My sister Lauren is pregnant with a boy who she is planning to name "David." Long story short, David’s father Bryan is a loser and my sister is not going to be getting any help from him.
Lauren has been talking a lot about how a boy needs a father figure, David’s going to look for mentorship in the wrong places unless family steps up, and some more obvious statements that show she expects me to be the “fun uncle” type with David.
I don’t want any confusion in the future, so I told Lauren upfront how I’m not going to be the “fun uncle” type or have any parental role with David. I’ll be polite at any family events and send a gift for his birthday/xmas but that’s it. It’s not personal, I’ve just never liked kids, I find them annoying, and I don’t want to ever be responsible for one.
Bryan’s brother Andrew wants to be involved. He has two young kids who he wants David grow up with and have a strong relationship with the cousins. Our own brother George also wants to be involved. So I told Lauren how David has plenty of adult male figures without me.
Lauren launched into me saying that uncles still isn’t the same as an actual father and David needs all the support he can get since Bryan won’t be here. She accused me of flaking out on my own blood.
I have my own life and wasn’t going to be involved regardless of the situation with Bryan. I’ve always been upfront that I wasn’t going beyond holiday gifts and other basic politeness. Besides, Andrew and George will be involved uncles, so I don’t get why this pressure is on me.
Lauren argued that hosting him for a sleepover or taking him to a museum isn’t asking the world. Realistically, one polite but distant uncle won’t have any negative impact on a kid, and I can’t be “flaking out” of a commitment that I never agreed to take in the first place, AITA?
LoveBeach8 said:
NTA. It's not nice of her to foist this responsibility upon you, knowing how you feel about it. Even if you love kids, it would be wrong of her to expect your involvement as she dictates. Refuse to discuss the subject any longer with her.

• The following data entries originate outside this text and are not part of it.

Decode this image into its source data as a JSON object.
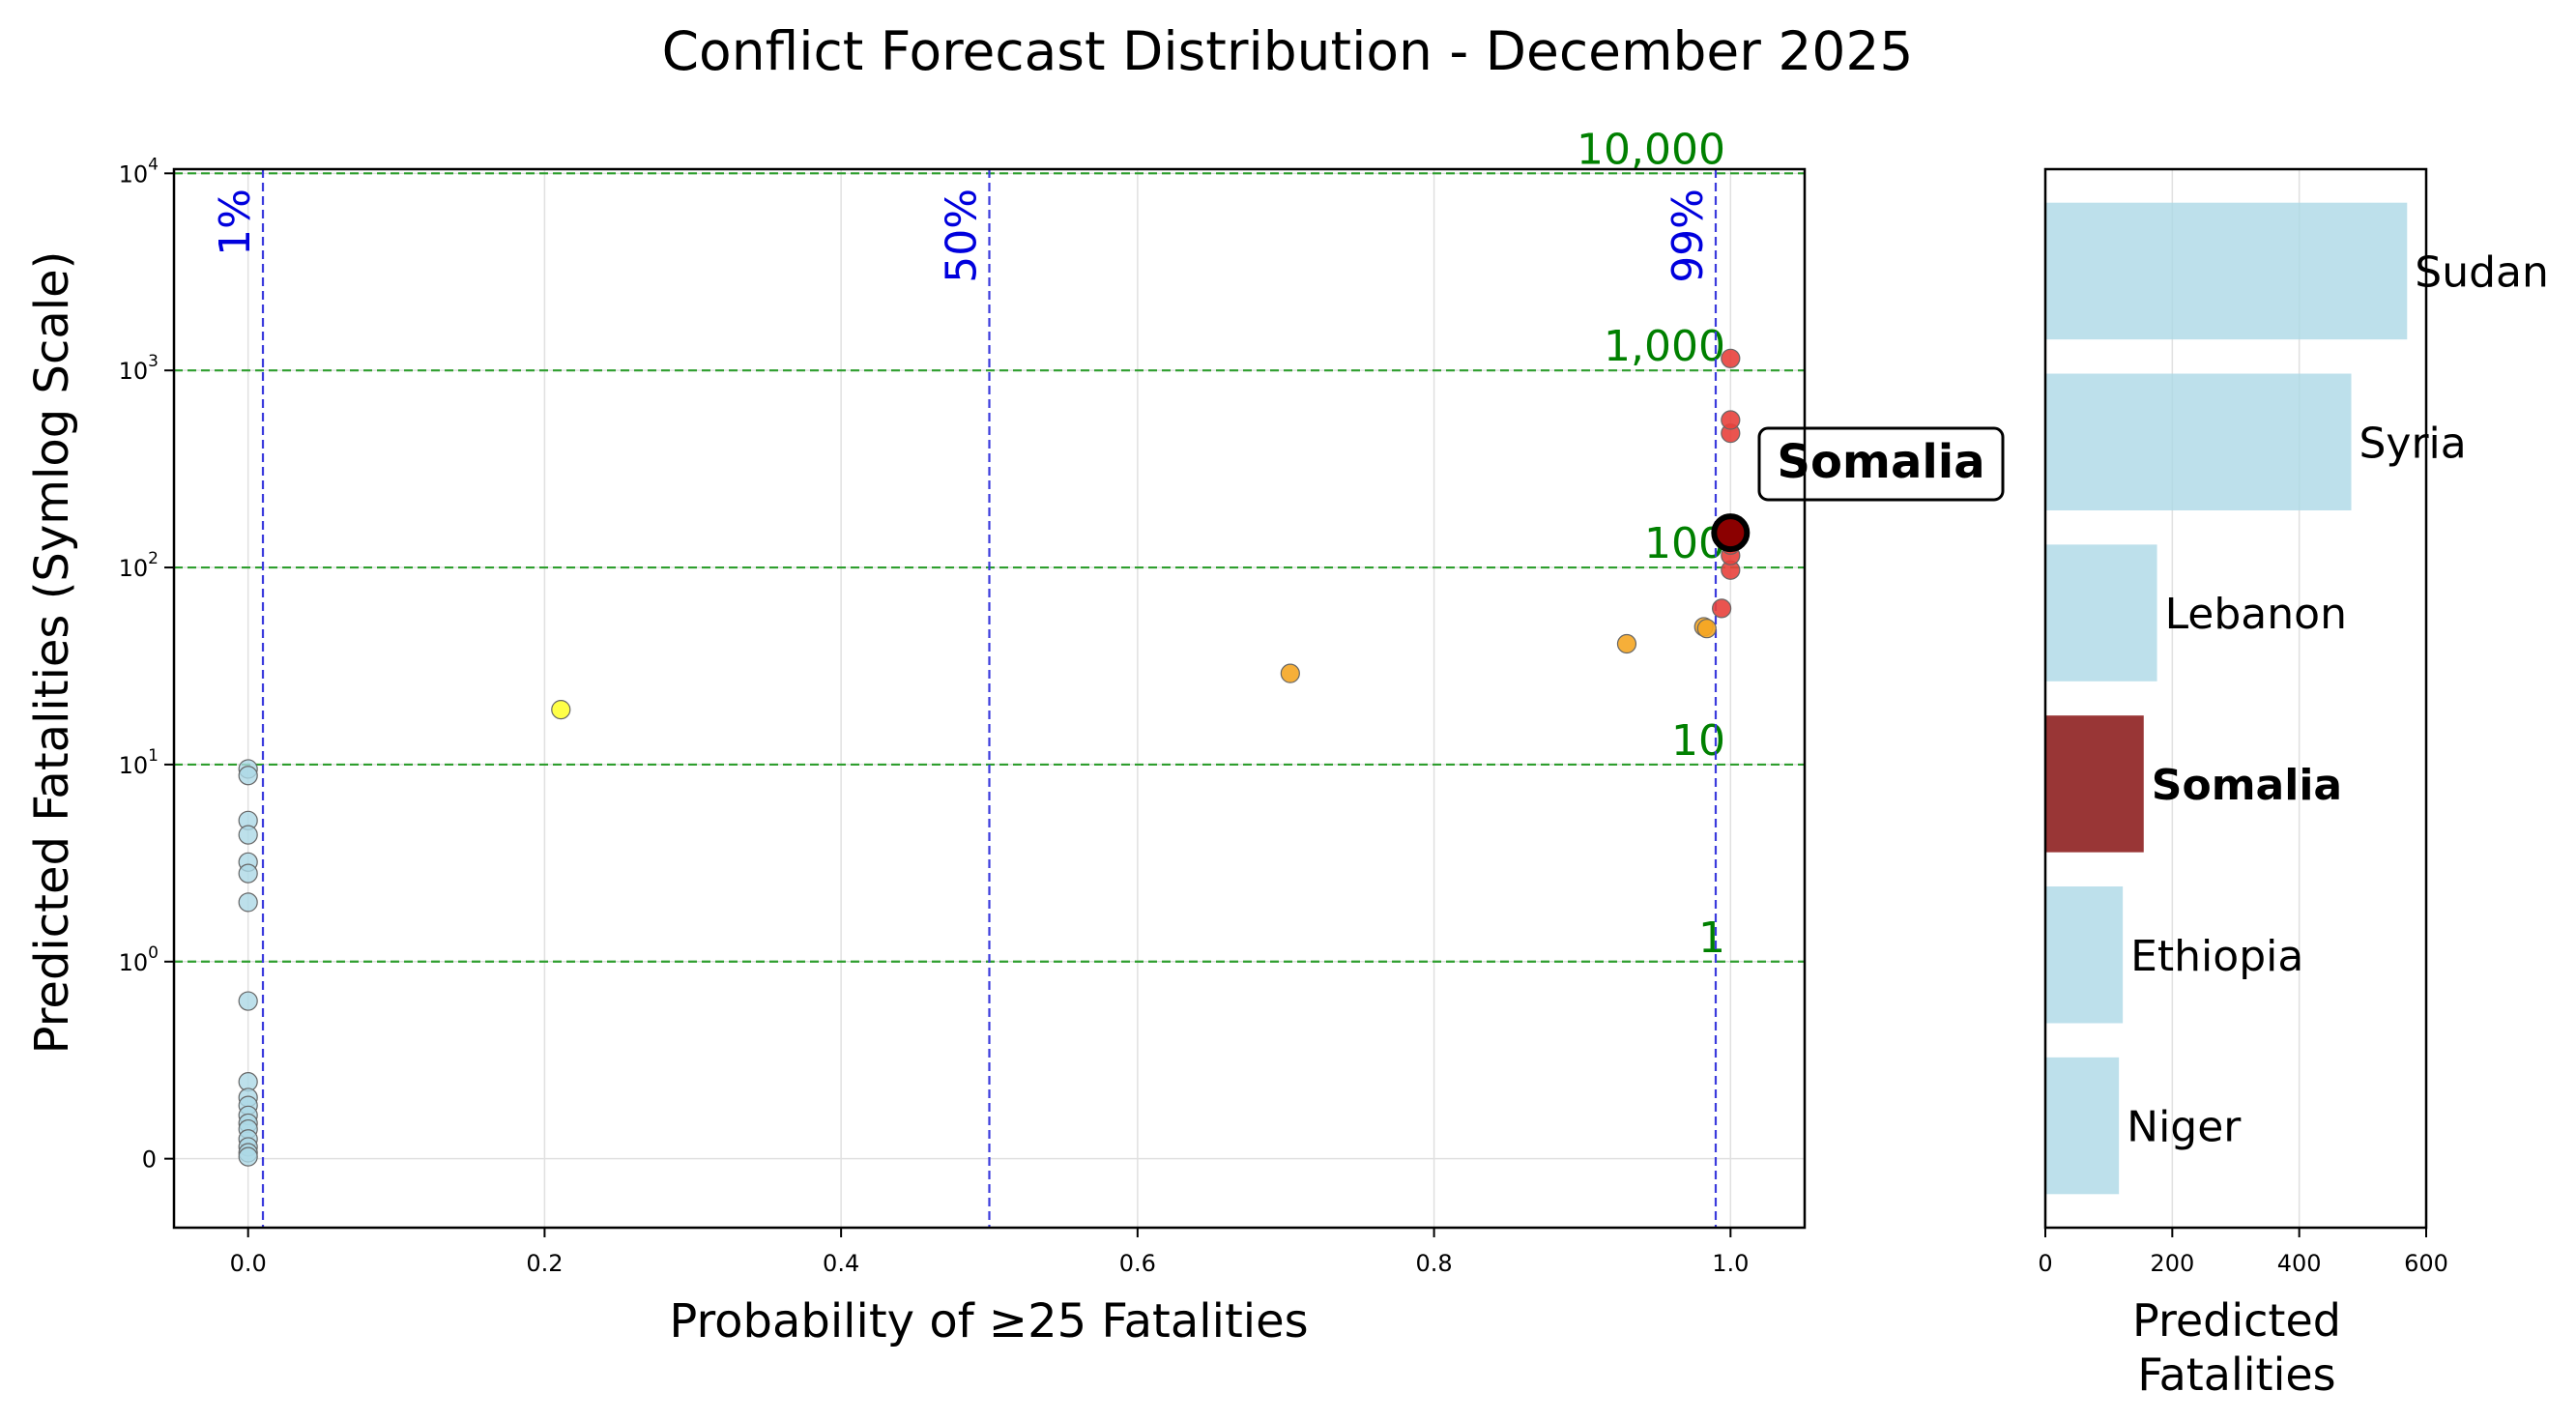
{
  "figure": {
    "title": "Conflict Forecast Distribution - December 2025"
  },
  "colors": {
    "background": "#ffffff",
    "grid": "#e0e0e0",
    "reference_h": "#2e9e2e",
    "reference_h_text": "#008000",
    "reference_v": "#3b3bdd",
    "reference_v_text": "#0000dd",
    "low": "#add8e6",
    "moderate": "#ffff33",
    "elevated": "#f5a623",
    "high": "#e8413c",
    "highlight_fill": "#8b0000",
    "bar_default": "#add8e6",
    "bar_highlight": "#8b1a1a"
  },
  "chart_data": [
    {
      "type": "scatter",
      "title": "",
      "xlabel": "Probability of ≥25 Fatalities",
      "ylabel": "Predicted Fatalities (Symlog Scale)",
      "y_scale": "symlog",
      "xlim": [
        -0.05,
        1.05
      ],
      "ylim": [
        -0.35,
        10500
      ],
      "x_ticks": [
        0.0,
        0.2,
        0.4,
        0.6,
        0.8,
        1.0
      ],
      "x_tick_labels": [
        "0.0",
        "0.2",
        "0.4",
        "0.6",
        "0.8",
        "1.0"
      ],
      "y_ticks": [
        {
          "value": 0,
          "base": "0",
          "exp": ""
        },
        {
          "value": 1,
          "base": "10",
          "exp": "0"
        },
        {
          "value": 10,
          "base": "10",
          "exp": "1"
        },
        {
          "value": 100,
          "base": "10",
          "exp": "2"
        },
        {
          "value": 1000,
          "base": "10",
          "exp": "3"
        },
        {
          "value": 10000,
          "base": "10",
          "exp": "4"
        }
      ],
      "grid": true,
      "h_reference_lines": [
        {
          "value": 1,
          "label": "1"
        },
        {
          "value": 10,
          "label": "10"
        },
        {
          "value": 100,
          "label": "100"
        },
        {
          "value": 1000,
          "label": "1,000"
        },
        {
          "value": 10000,
          "label": "10,000"
        }
      ],
      "v_reference_lines": [
        {
          "value": 0.01,
          "label": "1%"
        },
        {
          "value": 0.5,
          "label": "50%"
        },
        {
          "value": 0.99,
          "label": "99%"
        }
      ],
      "highlight": {
        "label": "Somalia",
        "x": 1.0,
        "y": 150
      },
      "points": [
        {
          "x": 0.0,
          "y": 9.5,
          "c": "low"
        },
        {
          "x": 0.0,
          "y": 8.8,
          "c": "low"
        },
        {
          "x": 0.0,
          "y": 5.2,
          "c": "low"
        },
        {
          "x": 0.0,
          "y": 4.4,
          "c": "low"
        },
        {
          "x": 0.0,
          "y": 3.2,
          "c": "low"
        },
        {
          "x": 0.0,
          "y": 2.8,
          "c": "low"
        },
        {
          "x": 0.0,
          "y": 2.0,
          "c": "low"
        },
        {
          "x": 0.0,
          "y": 0.8,
          "c": "low"
        },
        {
          "x": 0.0,
          "y": 0.39,
          "c": "low"
        },
        {
          "x": 0.0,
          "y": 0.31,
          "c": "low"
        },
        {
          "x": 0.0,
          "y": 0.27,
          "c": "low"
        },
        {
          "x": 0.0,
          "y": 0.22,
          "c": "low"
        },
        {
          "x": 0.0,
          "y": 0.18,
          "c": "low"
        },
        {
          "x": 0.0,
          "y": 0.15,
          "c": "low"
        },
        {
          "x": 0.0,
          "y": 0.1,
          "c": "low"
        },
        {
          "x": 0.0,
          "y": 0.06,
          "c": "low"
        },
        {
          "x": 0.0,
          "y": 0.03,
          "c": "low"
        },
        {
          "x": 0.0,
          "y": 0.01,
          "c": "low"
        },
        {
          "x": 0.211,
          "y": 19,
          "c": "moderate"
        },
        {
          "x": 0.703,
          "y": 29,
          "c": "elevated"
        },
        {
          "x": 0.93,
          "y": 41,
          "c": "elevated"
        },
        {
          "x": 0.982,
          "y": 50,
          "c": "elevated"
        },
        {
          "x": 0.984,
          "y": 49,
          "c": "elevated"
        },
        {
          "x": 0.994,
          "y": 62,
          "c": "high"
        },
        {
          "x": 1.0,
          "y": 97,
          "c": "high"
        },
        {
          "x": 1.0,
          "y": 115,
          "c": "high"
        },
        {
          "x": 1.0,
          "y": 130,
          "c": "high"
        },
        {
          "x": 1.0,
          "y": 480,
          "c": "high"
        },
        {
          "x": 1.0,
          "y": 560,
          "c": "high"
        },
        {
          "x": 1.0,
          "y": 1150,
          "c": "high"
        }
      ]
    },
    {
      "type": "bar",
      "orientation": "horizontal",
      "title": "",
      "xlabel_lines": [
        "Predicted",
        "Fatalities"
      ],
      "xlim": [
        0,
        600
      ],
      "x_ticks": [
        0,
        200,
        400,
        600
      ],
      "x_tick_labels": [
        "0",
        "200",
        "400",
        "600"
      ],
      "grid": true,
      "categories": [
        "Sudan",
        "Syria",
        "Lebanon",
        "Somalia",
        "Ethiopia",
        "Niger"
      ],
      "values": [
        570,
        482,
        176,
        155,
        122,
        116
      ],
      "highlight": "Somalia"
    }
  ]
}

If she starts in, simply head her off at the pass by telling her something like "Lauren, this subject is now off limits. You have no right to dictate responsibilities to me regarding your son. Please stop." Repeat as necessary, not altering your words. She'll get tired of hearing the same sentences over and over again soon enough.
Bunny_Bixler99 said:
NTA. I'm the polite, distant uncle that sends checks for birthdays/holidays. (It helps that I live in a completely different time zone). The ones judging you saying you're the a/h must've missed the weird fixation your sister has on expecting YOU to be the primary sleepover/culture fix/mentor in HER child's life.
Let me guess: you're single, independent, and probably have more disposable income than the other men in the family, correct?
Bunny_Bixler99 said:
NTA. I'm the polite, distant uncle that sends checks for birthdays/holidays. (It helps that I live in a completely different time zone). The ones judging you saying you're the a/h must've missed the weird fixation your sister has on expecting YOU to be the primary sleepover/culture fix/mentor in HER child's life.

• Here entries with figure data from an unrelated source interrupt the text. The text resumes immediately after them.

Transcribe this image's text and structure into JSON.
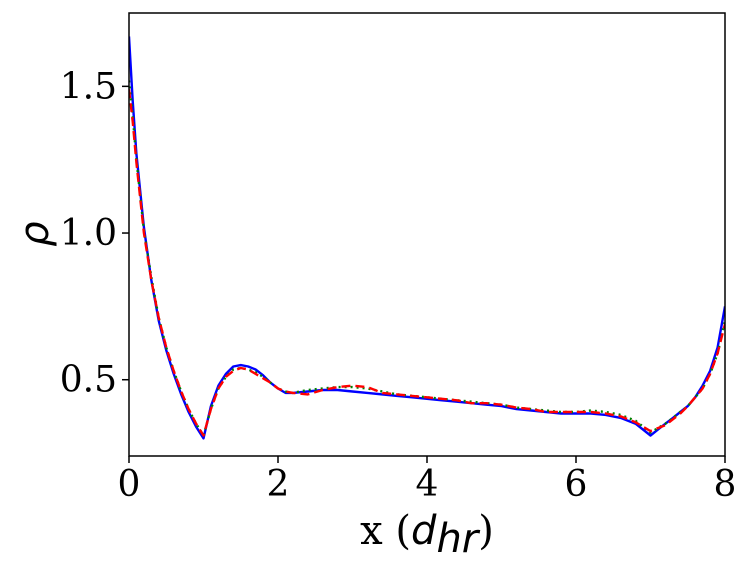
{
  "chart_data": {
    "type": "line",
    "xlabel": {
      "main": "x (",
      "var": "d",
      "sub": "hr",
      "close": ")"
    },
    "ylabel": "ρ",
    "xlim": [
      0,
      8
    ],
    "ylim": [
      0.24,
      1.75
    ],
    "xticks": [
      {
        "value": 0,
        "label": "0"
      },
      {
        "value": 2,
        "label": "2"
      },
      {
        "value": 4,
        "label": "4"
      },
      {
        "value": 6,
        "label": "6"
      },
      {
        "value": 8,
        "label": "8"
      }
    ],
    "yticks": [
      {
        "value": 0.5,
        "label": "0.5"
      },
      {
        "value": 1.0,
        "label": "1.0"
      },
      {
        "value": 1.5,
        "label": "1.5"
      }
    ],
    "grid": false,
    "series": [
      {
        "color": "#0000ff",
        "style": "solid",
        "x": [
          0.0,
          0.05,
          0.1,
          0.2,
          0.3,
          0.4,
          0.5,
          0.6,
          0.7,
          0.8,
          0.9,
          1.0,
          1.1,
          1.2,
          1.3,
          1.4,
          1.5,
          1.6,
          1.7,
          1.8,
          1.9,
          2.0,
          2.1,
          2.2,
          2.4,
          2.6,
          2.8,
          3.0,
          3.2,
          3.4,
          3.6,
          3.8,
          4.0,
          4.2,
          4.4,
          4.6,
          4.8,
          5.0,
          5.2,
          5.4,
          5.6,
          5.8,
          6.0,
          6.2,
          6.4,
          6.6,
          6.8,
          7.0,
          7.1,
          7.2,
          7.3,
          7.4,
          7.5,
          7.6,
          7.7,
          7.8,
          7.9,
          8.0
        ],
        "y": [
          1.67,
          1.45,
          1.27,
          1.02,
          0.84,
          0.7,
          0.6,
          0.52,
          0.45,
          0.39,
          0.34,
          0.3,
          0.41,
          0.48,
          0.52,
          0.545,
          0.55,
          0.545,
          0.535,
          0.515,
          0.49,
          0.47,
          0.455,
          0.455,
          0.46,
          0.465,
          0.465,
          0.46,
          0.455,
          0.45,
          0.445,
          0.44,
          0.435,
          0.43,
          0.425,
          0.42,
          0.415,
          0.41,
          0.4,
          0.395,
          0.39,
          0.385,
          0.385,
          0.385,
          0.38,
          0.37,
          0.35,
          0.31,
          0.33,
          0.35,
          0.37,
          0.39,
          0.41,
          0.44,
          0.48,
          0.53,
          0.61,
          0.75
        ]
      },
      {
        "color": "#008000",
        "style": "dotted",
        "x": [
          0.0,
          0.05,
          0.1,
          0.2,
          0.3,
          0.4,
          0.5,
          0.6,
          0.7,
          0.8,
          0.9,
          1.0,
          1.1,
          1.2,
          1.3,
          1.4,
          1.5,
          1.6,
          1.7,
          1.8,
          1.9,
          2.0,
          2.1,
          2.2,
          2.4,
          2.6,
          2.8,
          3.0,
          3.2,
          3.4,
          3.6,
          3.8,
          4.0,
          4.2,
          4.4,
          4.6,
          4.8,
          5.0,
          5.2,
          5.4,
          5.6,
          5.8,
          6.0,
          6.2,
          6.4,
          6.6,
          6.8,
          7.0,
          7.1,
          7.2,
          7.3,
          7.4,
          7.5,
          7.6,
          7.7,
          7.8,
          7.9,
          8.0
        ],
        "y": [
          1.52,
          1.4,
          1.25,
          1.01,
          0.85,
          0.71,
          0.61,
          0.53,
          0.46,
          0.4,
          0.35,
          0.31,
          0.4,
          0.47,
          0.51,
          0.535,
          0.54,
          0.535,
          0.525,
          0.51,
          0.49,
          0.47,
          0.46,
          0.455,
          0.465,
          0.47,
          0.475,
          0.475,
          0.47,
          0.46,
          0.45,
          0.445,
          0.44,
          0.435,
          0.43,
          0.425,
          0.42,
          0.415,
          0.405,
          0.4,
          0.395,
          0.39,
          0.39,
          0.395,
          0.39,
          0.38,
          0.36,
          0.32,
          0.335,
          0.35,
          0.37,
          0.39,
          0.41,
          0.44,
          0.47,
          0.52,
          0.59,
          0.7
        ]
      },
      {
        "color": "#ff0000",
        "style": "dashed",
        "x": [
          0.0,
          0.05,
          0.1,
          0.2,
          0.3,
          0.4,
          0.5,
          0.6,
          0.7,
          0.8,
          0.9,
          1.0,
          1.1,
          1.2,
          1.3,
          1.4,
          1.5,
          1.6,
          1.7,
          1.8,
          1.9,
          2.0,
          2.1,
          2.2,
          2.4,
          2.6,
          2.8,
          3.0,
          3.2,
          3.4,
          3.6,
          3.8,
          4.0,
          4.2,
          4.4,
          4.6,
          4.8,
          5.0,
          5.2,
          5.4,
          5.6,
          5.8,
          6.0,
          6.2,
          6.4,
          6.6,
          6.8,
          7.0,
          7.1,
          7.2,
          7.3,
          7.4,
          7.5,
          7.6,
          7.7,
          7.8,
          7.9,
          8.0
        ],
        "y": [
          1.49,
          1.38,
          1.24,
          1.0,
          0.84,
          0.71,
          0.61,
          0.53,
          0.46,
          0.4,
          0.35,
          0.31,
          0.4,
          0.47,
          0.51,
          0.53,
          0.54,
          0.535,
          0.52,
          0.505,
          0.49,
          0.47,
          0.46,
          0.455,
          0.45,
          0.465,
          0.475,
          0.48,
          0.475,
          0.455,
          0.45,
          0.445,
          0.44,
          0.435,
          0.43,
          0.42,
          0.42,
          0.415,
          0.405,
          0.4,
          0.39,
          0.39,
          0.39,
          0.39,
          0.385,
          0.375,
          0.355,
          0.325,
          0.335,
          0.345,
          0.365,
          0.385,
          0.41,
          0.44,
          0.47,
          0.52,
          0.59,
          0.69
        ]
      }
    ]
  }
}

Let me guess: you're single, independent, and probably have more disposable income than the other men in the family, correct?
ArreniaQ said:
I had 7 uncles, none of them were involved, I got birthday cards from one aunt and uncle, but the others never paid any attention to me. Lauren should have thought about the need for a decent father for her child before she decided to have a child with a guy who she knows won't be that. NTA.
Perimentalpause said:
NTA. "Be mad at your sperm donor, not me. Bryan owes you and David a promise to exist as a father. I'm not a dad. I don't want to be in a paternal role. I don't really want to be in an uncle role. You have plenty of people on both sides to step in, so insisting that I have to as well because you slept with a jacka$% and got pregnant by him isn't my fault. Be pissed at Bryan. Don't transfer that anger onto me. I won't tolerate it."
Indigowavee said:
NTA. You’re under no obligation to be an active uncle if you don’t want to be. It’s great that Andrew and George are willing to step up, and that’s enough.
yrcastr said:
NTA. Your sister isn't entitled to your time, money, or whatever for a kid you had no role in bringing into this world. Not every family member needs to be a big figure in a kid's life.
He has other male figures excited to do stuff with him. And also lots of kids have been raised by just women and turned out great. Hey, maybe in the future, you'll end up forming a bond with the kid and will want to hang out with him, but being forced won't be helpful.